Official Library Twitter accounts- what factors are correlated with number of followers?

After posting about what Library Twitter accounts are doing here and here, I stumbled upon a more efficient way of getting the statistics and this resulted in the following batch of statistics (Number of followers, Number of following, Followers/following ratio, Age of account (based on first tweet) and total updates for all 456 accounts on the Library Twitter League.

And as luck would have it, at the same time the Twitter League was updated and you can now, get the very same statistics as well from there! You can now order by not just followers, but also following , follower/following ratio, signup date and alphabetical. In any case, the data will be used in this post.

Is the list representative of Library Twitter accounts?

No doubt, many people will have questions about how representative the list is. As mentioned here ,the list began from self-reported cases from here , here and here . I was somewhat concerned that this list has an inherent bias in listing mature accounts, so I searched using Twitter search using “Lib”, “library”, “ref” etc as well as directories such as wefollow and tried as best as I could to add obvious library accounts.

Nevertheless, I can’t rule out the fact that the sample here isn’t representative, though I submit that 456 is a large sample and is probably a good starting place as any.

Descriptive statistics

You will notice from the results above that the mean and median number of followers, 212 and 113 respectively is a bit different compared to what was reported in an earlier post (the mean was lower, but median was higher in earlier smaller sample), mainly because the composition of accounts in the earlier batch was quite different (earlier calculations had left out a few big accounts, while excluding numerous smaller accounts).

Age of account

A new statistic we have is the age of the account based on first tweet in days. The oldest account is 984 days old, or over 2.5 years old, making it one of the pioneer accounts. But 50% of accounts are younger than 132 days old (roughly 4 months), showing a surge in many new accounts.

Above shows the cumulative distribution graph of Library Twitter accounts by age (days).

Total updates

95% of library Twitter accounts have updated less than 1,000 times but this does not take into account the age of accounts.

Updates per day

It was obvious also to calculate updates per day, and generally library Twitter accounts don’t update much with a mean update of 0.98 updates per day.

The twitter library accounts generally don’t update a lot. 95% of accounts update less than 3 times daily. Note that update per day is calculated by taking total updates divided by the age of the account. Some accounts are dormant for a while before they become really active, so this statistic probably understates the current updates per day.

TFF ratio

One statistic, I calculated in an earlier blog post was Twitter follower/following ratio or more formally named Twitter Follower-Friend Ratio (TFF)

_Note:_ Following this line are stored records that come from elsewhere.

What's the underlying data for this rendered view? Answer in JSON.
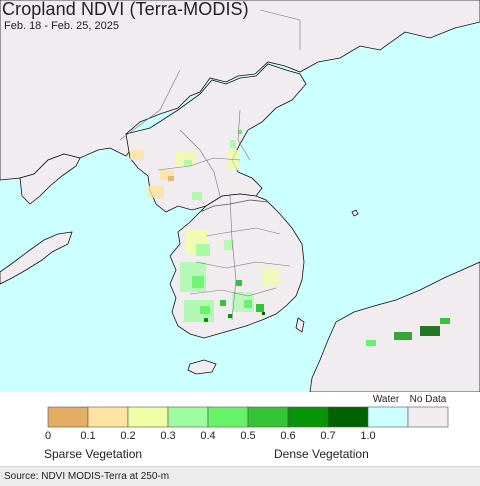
{
  "title": "Cropland NDVI (Terra-MODIS)",
  "date_range": "Feb. 18 - Feb. 25, 2025",
  "colors": {
    "water": "#ccffff",
    "land_no_data": "#f0ecf0",
    "border": "#666666",
    "coast": "#111111"
  },
  "legend": {
    "special_labels": {
      "water": "Water",
      "no_data": "No Data"
    },
    "classes": [
      {
        "color": "#e3ad66"
      },
      {
        "color": "#fce3a0"
      },
      {
        "color": "#eeffa6"
      },
      {
        "color": "#9efc9f"
      },
      {
        "color": "#67f367"
      },
      {
        "color": "#35c435"
      },
      {
        "color": "#079407"
      },
      {
        "color": "#006300"
      },
      {
        "color": "#ccffff"
      },
      {
        "color": "#f0ecf0"
      }
    ],
    "tick_labels": [
      "0",
      "0.1",
      "0.2",
      "0.3",
      "0.4",
      "0.5",
      "0.6",
      "0.7",
      "1.0"
    ],
    "left_caption": "Sparse Vegetation",
    "right_caption": "Dense Vegetation"
  },
  "source": "Source: NDVI MODIS-Terra at 250-m"
}
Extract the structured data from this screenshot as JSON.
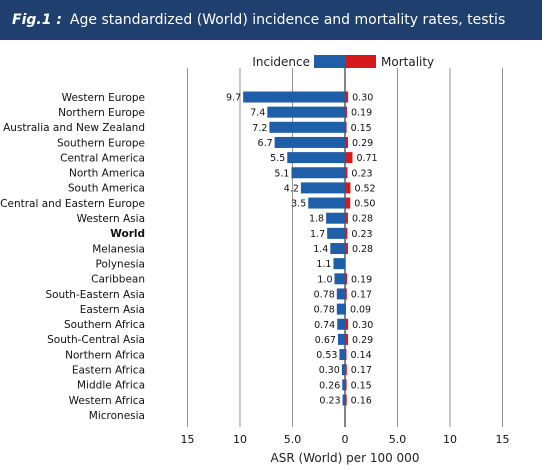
{
  "header": {
    "fig_label": "Fig.1 :",
    "title": "Age standardized (World) incidence and mortality rates, testis"
  },
  "colors": {
    "header_bg": "#1f3f6e",
    "incidence": "#1f5ea8",
    "mortality": "#d7191c",
    "grid": "#888888"
  },
  "chart_data": {
    "type": "bar",
    "orientation": "horizontal-diverging",
    "xlabel": "ASR (World) per 100 000",
    "xlim": [
      -15,
      15
    ],
    "xticks": [
      -15,
      -10,
      -5,
      0,
      5,
      10,
      15
    ],
    "xtick_labels": [
      "15",
      "10",
      "5.0",
      "0",
      "5.0",
      "10",
      "15"
    ],
    "grid": true,
    "legend": {
      "placement": "top-center",
      "left_label": "Incidence",
      "right_label": "Mortality"
    },
    "categories": [
      "Western Europe",
      "Northern Europe",
      "Australia and New Zealand",
      "Southern Europe",
      "Central America",
      "North America",
      "South America",
      "Central and Eastern Europe",
      "Western Asia",
      "World",
      "Melanesia",
      "Polynesia",
      "Caribbean",
      "South-Eastern Asia",
      "Eastern Asia",
      "Southern Africa",
      "South-Central Asia",
      "Northern Africa",
      "Eastern Africa",
      "Middle Africa",
      "Western Africa",
      "Micronesia"
    ],
    "bold_category": "World",
    "series": [
      {
        "name": "Incidence",
        "values": [
          9.7,
          7.4,
          7.2,
          6.7,
          5.5,
          5.1,
          4.2,
          3.5,
          1.8,
          1.7,
          1.4,
          1.1,
          1.0,
          0.78,
          0.78,
          0.74,
          0.67,
          0.53,
          0.3,
          0.26,
          0.23,
          null
        ],
        "labels": [
          "9.7",
          "7.4",
          "7.2",
          "6.7",
          "5.5",
          "5.1",
          "4.2",
          "3.5",
          "1.8",
          "1.7",
          "1.4",
          "1.1",
          "1.0",
          "0.78",
          "0.78",
          "0.74",
          "0.67",
          "0.53",
          "0.30",
          "0.26",
          "0.23",
          ""
        ]
      },
      {
        "name": "Mortality",
        "values": [
          0.3,
          0.19,
          0.15,
          0.29,
          0.71,
          0.23,
          0.52,
          0.5,
          0.28,
          0.23,
          0.28,
          null,
          0.19,
          0.17,
          0.09,
          0.3,
          0.29,
          0.14,
          0.17,
          0.15,
          0.16,
          null
        ],
        "labels": [
          "0.30",
          "0.19",
          "0.15",
          "0.29",
          "0.71",
          "0.23",
          "0.52",
          "0.50",
          "0.28",
          "0.23",
          "0.28",
          "",
          "0.19",
          "0.17",
          "0.09",
          "0.30",
          "0.29",
          "0.14",
          "0.17",
          "0.15",
          "0.16",
          ""
        ]
      }
    ]
  }
}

I was curious, what the typical TFF ratio of library accounts was. Did Library twitter accounts follow everyone who followed them as recommended here? Did they embark on a strategy to proactively follow identified users and hence had TFF ratios below 1?

As noted in earlier post, proactively identifying people who are your users allows and following them, allows you to proactively respond to them even if they are not directed to you, and even if they just say “library” without mentioning the name of your library.

For all 458 library twitter accounts the following pie chart shows the distribution below

It seems that a majority (57%) of Library Twitter accounts have less followers then those following them! 5% had no followers and the rest had more followers than following.

As we have seen in an earlier blog post, this result differs quite a bit when we only consider the top 100 Library Twitter accounts (based on following size) as shown below. In particularly, only 15% of the top 100, have TFF ratios of below 1 (see below).

In a sense this is not surprising. The sample of all 458 Twitter accounts, includes many accounts just starting out, and they might be still in a “growth” stage or some may be initially employing a strategy of following many accounts to build up reciprocal relationships?

Bio of Twitter accounts followed

What type of accounts are library Twitter accounts following? The following word cloud of the bios of the followers of a Library in Oklahma (via Twittersheep) is quite typical.

Libraries Twitter account seems to be following Libraries, Librarians, writers and probably “book lovers”, and of course people in Oklahma.

Another typical account showing that this Library like to follow authors.

Correlation analysis

Finally did a little bit of correlation analysis


1) As expected age of account is highly positive correlated with number of followers. Number of those following is not correlated with age.

2) Number of followers is highly and positively correlated with TFF ratios.

It seems to me that, at least for the library twitter accounts, larger follower accounts are correlated with high TFF ratios (low number of following relative to followers). Probably the biggest most famous accounts such as Library of Congress, New York Public Library by virtue of their reputation gain huge number of followers automatically and do not need to build up their following by reciprocal following.

3) As expected age of account is correlated with total number of updates.

4) Updates per day is correlated with Followers and followings.

Obviously there is quite a bit of co-linearity.

Multi-linear regression – what explains number of followers

Ran a quick regression analysis

Multi-linear regression (stepwise) was carried out with number of followers as the dependent variable, and the other statistics as independent variable.

The final model, has a adjusted R-square of 0.567.

It indicates that number of followers is explained by increased number of followings, follower/following ratio, age (in days) and updates per day.

Is this model useful? Just putting it out there. Probably requires a larger range of independent variables.